Biden gets criticism for Afghanistan, but look at what he inherited. Trump undermined the legitimate Afghan government by holding private talks with the Taliban to determine the future of Afghanistan after the American withdrawal. Trump promised and secured the release of 5,000 Taliban terrorists over the objections of the Afghan government, including more than 150 that were on death row, and 44 who were involved in high profile attacks against US forces, including the deadliest attack of the entire occupation. Trump then committed to a withdrawal date about 100 days after he knew he’d be out of office, presumably hoping Biden’s first 100 days would be consumed by the withdrawal. Then days after losing the 2020 election, Trump announced that before he left office he would draw our troop presence in Afghanistan to its lowest since the conflict began. This was met with so much opposition that Congress—including the Republican-controlled Senate—passed the National Defense Authorization Act, which in part barred the Pentagon from removing any troops from Afghanistan before Biden’s inauguration. Trump vetoed the bill, Congress easily overrode that veto, then five days before leaving office, Trump violated the Act by illegally withdrawing the troops anyway. Biden was able to successfully delay the withdrawal by four months, and despite one terrorist attack that originated from outside the country, 2021 saw the third fewest American casualties of any year in the conflict, surpassed only by 2020 (when all operations essentially ended in February because of the pandemic) and 2001 (when we were only there for three months).

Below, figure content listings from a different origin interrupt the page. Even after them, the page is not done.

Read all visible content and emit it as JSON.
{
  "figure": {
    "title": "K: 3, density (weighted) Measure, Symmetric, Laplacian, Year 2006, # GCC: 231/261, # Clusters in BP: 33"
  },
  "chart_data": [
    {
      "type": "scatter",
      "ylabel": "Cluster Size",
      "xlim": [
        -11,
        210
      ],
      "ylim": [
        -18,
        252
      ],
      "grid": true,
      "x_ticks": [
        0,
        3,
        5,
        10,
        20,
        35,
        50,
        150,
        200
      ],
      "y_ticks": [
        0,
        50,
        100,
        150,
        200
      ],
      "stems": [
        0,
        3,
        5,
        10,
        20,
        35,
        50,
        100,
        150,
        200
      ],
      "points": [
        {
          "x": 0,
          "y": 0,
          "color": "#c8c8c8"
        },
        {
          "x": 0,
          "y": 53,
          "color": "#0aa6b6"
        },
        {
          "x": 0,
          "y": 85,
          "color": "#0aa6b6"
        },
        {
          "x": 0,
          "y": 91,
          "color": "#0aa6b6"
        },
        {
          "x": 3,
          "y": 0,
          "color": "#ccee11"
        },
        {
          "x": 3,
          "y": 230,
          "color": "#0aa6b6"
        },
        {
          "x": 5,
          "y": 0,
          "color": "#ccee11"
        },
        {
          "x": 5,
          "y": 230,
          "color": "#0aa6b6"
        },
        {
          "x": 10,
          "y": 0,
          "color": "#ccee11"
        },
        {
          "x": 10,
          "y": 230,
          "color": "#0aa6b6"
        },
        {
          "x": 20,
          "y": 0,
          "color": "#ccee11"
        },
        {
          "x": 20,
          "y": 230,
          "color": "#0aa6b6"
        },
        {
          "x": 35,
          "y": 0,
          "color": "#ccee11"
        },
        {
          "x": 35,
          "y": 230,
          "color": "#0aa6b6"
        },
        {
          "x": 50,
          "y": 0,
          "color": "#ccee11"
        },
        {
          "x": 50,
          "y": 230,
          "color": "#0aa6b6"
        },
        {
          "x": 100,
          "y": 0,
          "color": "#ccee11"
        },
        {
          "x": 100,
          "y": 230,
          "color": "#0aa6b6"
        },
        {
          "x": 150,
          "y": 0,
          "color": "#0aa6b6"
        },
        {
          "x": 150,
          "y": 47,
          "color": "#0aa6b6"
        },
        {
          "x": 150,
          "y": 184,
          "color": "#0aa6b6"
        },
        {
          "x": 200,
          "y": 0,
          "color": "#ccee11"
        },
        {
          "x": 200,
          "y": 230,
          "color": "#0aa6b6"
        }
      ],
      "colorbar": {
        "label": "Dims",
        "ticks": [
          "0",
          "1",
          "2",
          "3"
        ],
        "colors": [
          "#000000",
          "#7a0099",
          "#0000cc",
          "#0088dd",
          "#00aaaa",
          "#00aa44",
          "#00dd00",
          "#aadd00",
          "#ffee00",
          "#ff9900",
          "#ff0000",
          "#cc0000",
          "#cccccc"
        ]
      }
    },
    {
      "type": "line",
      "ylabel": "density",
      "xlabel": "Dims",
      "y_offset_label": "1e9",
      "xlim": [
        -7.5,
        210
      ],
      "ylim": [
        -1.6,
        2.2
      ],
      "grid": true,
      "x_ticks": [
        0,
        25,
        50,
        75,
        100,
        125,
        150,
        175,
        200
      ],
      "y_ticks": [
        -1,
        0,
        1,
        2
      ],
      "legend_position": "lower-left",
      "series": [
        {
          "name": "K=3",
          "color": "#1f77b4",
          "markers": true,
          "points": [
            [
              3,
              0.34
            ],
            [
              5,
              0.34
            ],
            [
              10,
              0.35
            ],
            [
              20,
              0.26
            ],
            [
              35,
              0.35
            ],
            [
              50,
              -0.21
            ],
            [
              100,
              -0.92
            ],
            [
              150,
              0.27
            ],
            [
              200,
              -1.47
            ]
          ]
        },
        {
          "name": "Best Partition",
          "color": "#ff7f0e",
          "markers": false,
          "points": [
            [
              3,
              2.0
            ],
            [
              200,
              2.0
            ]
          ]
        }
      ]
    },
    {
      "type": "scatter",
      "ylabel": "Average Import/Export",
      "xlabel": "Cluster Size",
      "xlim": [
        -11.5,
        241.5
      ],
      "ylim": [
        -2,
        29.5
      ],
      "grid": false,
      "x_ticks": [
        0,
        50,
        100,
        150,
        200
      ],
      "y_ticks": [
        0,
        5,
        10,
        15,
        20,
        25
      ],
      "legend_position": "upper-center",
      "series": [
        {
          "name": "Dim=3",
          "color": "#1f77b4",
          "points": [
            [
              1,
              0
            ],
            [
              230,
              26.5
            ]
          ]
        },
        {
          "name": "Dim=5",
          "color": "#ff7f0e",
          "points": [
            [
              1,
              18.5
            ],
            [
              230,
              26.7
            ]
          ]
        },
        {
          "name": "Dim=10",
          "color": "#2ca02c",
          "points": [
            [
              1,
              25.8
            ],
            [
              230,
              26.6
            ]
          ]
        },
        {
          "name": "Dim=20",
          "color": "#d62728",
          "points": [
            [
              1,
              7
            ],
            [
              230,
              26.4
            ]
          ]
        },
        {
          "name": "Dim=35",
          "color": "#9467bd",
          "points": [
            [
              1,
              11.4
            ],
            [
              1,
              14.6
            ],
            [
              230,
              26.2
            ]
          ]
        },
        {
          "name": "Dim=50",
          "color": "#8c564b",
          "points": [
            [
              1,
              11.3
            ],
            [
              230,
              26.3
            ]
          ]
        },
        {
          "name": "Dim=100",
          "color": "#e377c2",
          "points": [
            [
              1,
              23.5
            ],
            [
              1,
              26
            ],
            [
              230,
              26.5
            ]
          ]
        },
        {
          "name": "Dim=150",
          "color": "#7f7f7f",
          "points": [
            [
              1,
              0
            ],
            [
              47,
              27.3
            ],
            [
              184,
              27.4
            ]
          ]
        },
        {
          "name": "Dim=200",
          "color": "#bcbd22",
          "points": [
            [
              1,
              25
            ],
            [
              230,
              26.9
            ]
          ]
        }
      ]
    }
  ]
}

How could any reasonable person have expected our withdrawal to go this well following Trump’s deliberate sabotage of our operations there?
Another thing Biden gets criticized for is high gas prices. But look at the background on that. In April 2020, at the beginning of the pandemic lockdowns, with gas prices at their lowest of his presidency (but still higher than the lowest under Obama), Trump declared that low gas prices were bad for America and promised to work to increase them. He threatened to withhold the sale of arms to Saudi Arabia if OPEC—the world’s largest oil producer—didn’t agree to to slash production by 25% for two years to drive up prices. The resulting global oil shortage drove America’s average gas price up by 52% over the next year, landing them on par with prices before the pandemic, despite the continuing lockdowns. One might expect that once the country started to reopen under Biden that prices would rise even faster. But instead, over the next ten months, prices only increased by 22%—rising about half as fast as before Biden’s stimulus went into effect. And despite the Russian invasion of Ukraine causing prices to briefly rise again, the average price per gallon still peaked below the all-time record set in 2008.
In short, by virtue of following the worst President in modern history, Biden inherited a cluster of mistakes and messes like no President has ever had to manage before. And despite a divided Senate and his predecessor’s intentional sabotage, Biden oversaw the fastest economic recovery in history, passed landmark legislation, and ended America’s longest war while cutting Trump’s record deficit in half. And he did it all during the same pandemic the former guy blamed for his own failures.